While the North American consumer was more value-driven during the holiday period, the brand delivered on gross margin improvement and on inventory management.
Festive sweaters and skirts for holiday and outerwear pieces focused on lifestyle, helping to fuel mid-single digit sales growth in the quarter. Evergreen styles in footwear such as boots and booties led the quarter’s performance.
“From a digital perspective we continue to diversify across social platforms, notably TikTok and YouTube, where we focused on engaging with the younger consumer,” Crevoiserat said, noting 1 million new customers in North America.
At Stuart Weitzman, a focus on tight inventory management resulted in lower off-price shipments during the quarter. Occasion wear and casual styles formed the backbone of offerings to engage a wider set of customers, while its SoHo collection, featuring the trending lug sole, saw success among younger customers.

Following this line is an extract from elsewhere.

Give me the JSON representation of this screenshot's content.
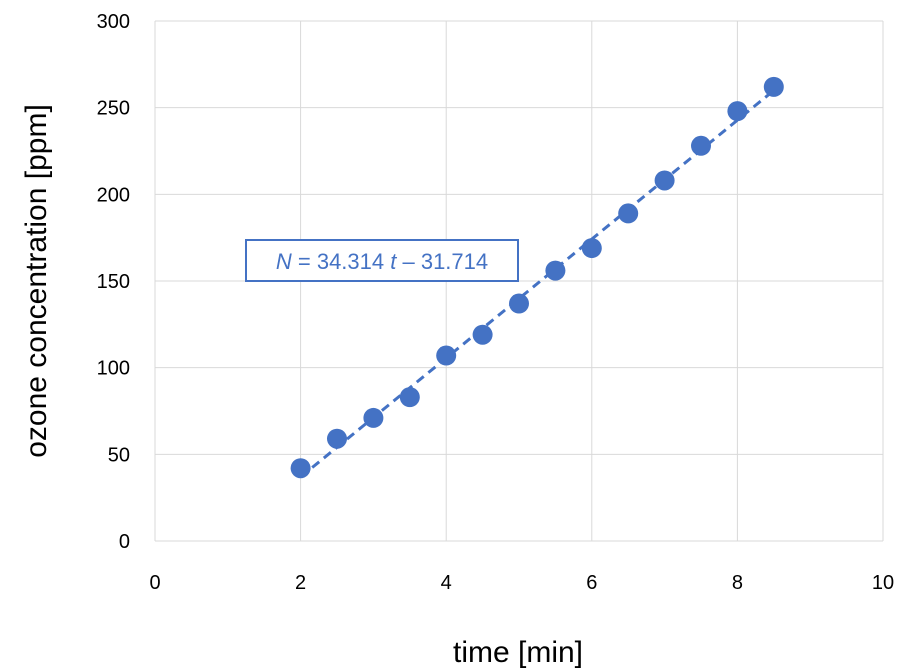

Crevoiserat said the company was “pleased” with the consumer response to its new handbag assortment. While still small to start, top handle styles featuring AUR of over $700 resonated with both new and existing clients.
The footwear brand debuted Kim Kardashian as its new global brand ambassador, helping to “drive an improvement in customer trends, driving growth and new customers including outsized gains with millennials.”
Inventory at the end of the quarter was $976 million, up 30 percent and consistent with expectations, from $750 million a year ago. Tapestry said it remains on track to end the fiscal year with inventory up single digits versus the prior year.
Net Sales: Net sales for the three months ended Dec. 31 fell 5 percent to $2.03 billion from $2.14 billion in the year-ago quarter.
By brand, sales at its largest division Coach fell 5 percent to $1.45 billion, while Kate Spade sales were down 2 percent to $490.3 million. Significant disruptions in China due to Covid hurt sales at Stuart Weitzman, which were down 26 percent to $85.4 million.
For the six months, net sales were down 2 percent to $3.53 billion from $3.62 billion.
Earnings: Net income rose 4 percent to $329.9 million, or $1.36 a diluted share, from $317.9 million, or $1.15, in the same year-ago period. Adjusted diluted earnings per share (EPS) was $1.33.
Wall Street was expecting adjusted diluted EPS of $1.27 on revenue of $2.03 billion.
The company raised Fiscal 2023 guidance, expecting $6.6 billion of revenue on diluted EPS at between $3.70 to $3.75. Prior guidance in November when the company posted first quarter results pegged the revenue range at $6.5 billion to $6.6 billion, with EPS between $3.60 and $3.70. The new guidance, in part, presumes continued recovery in Greater China from Covid-related disruptions.
For the six months, net income was decreased 4 percent to $525.2 million, or $2.14 a diluted share, from $544.8 million, or $1.94, a year ago.
CEO’s Take: “This marks the first holiday season that all our brands were on our digital enterprise platform, which was designed to enhance engagement and simplify the customer journey,” she said. “In addition we leveraged new data analytics capabilities to optimize our product allocation processes, such as utilizing artificial intelligence to forecast customer demand and better position inventory in stores. This led to an increase of inventory availability and help to ensure our product was in the right place at the right time.”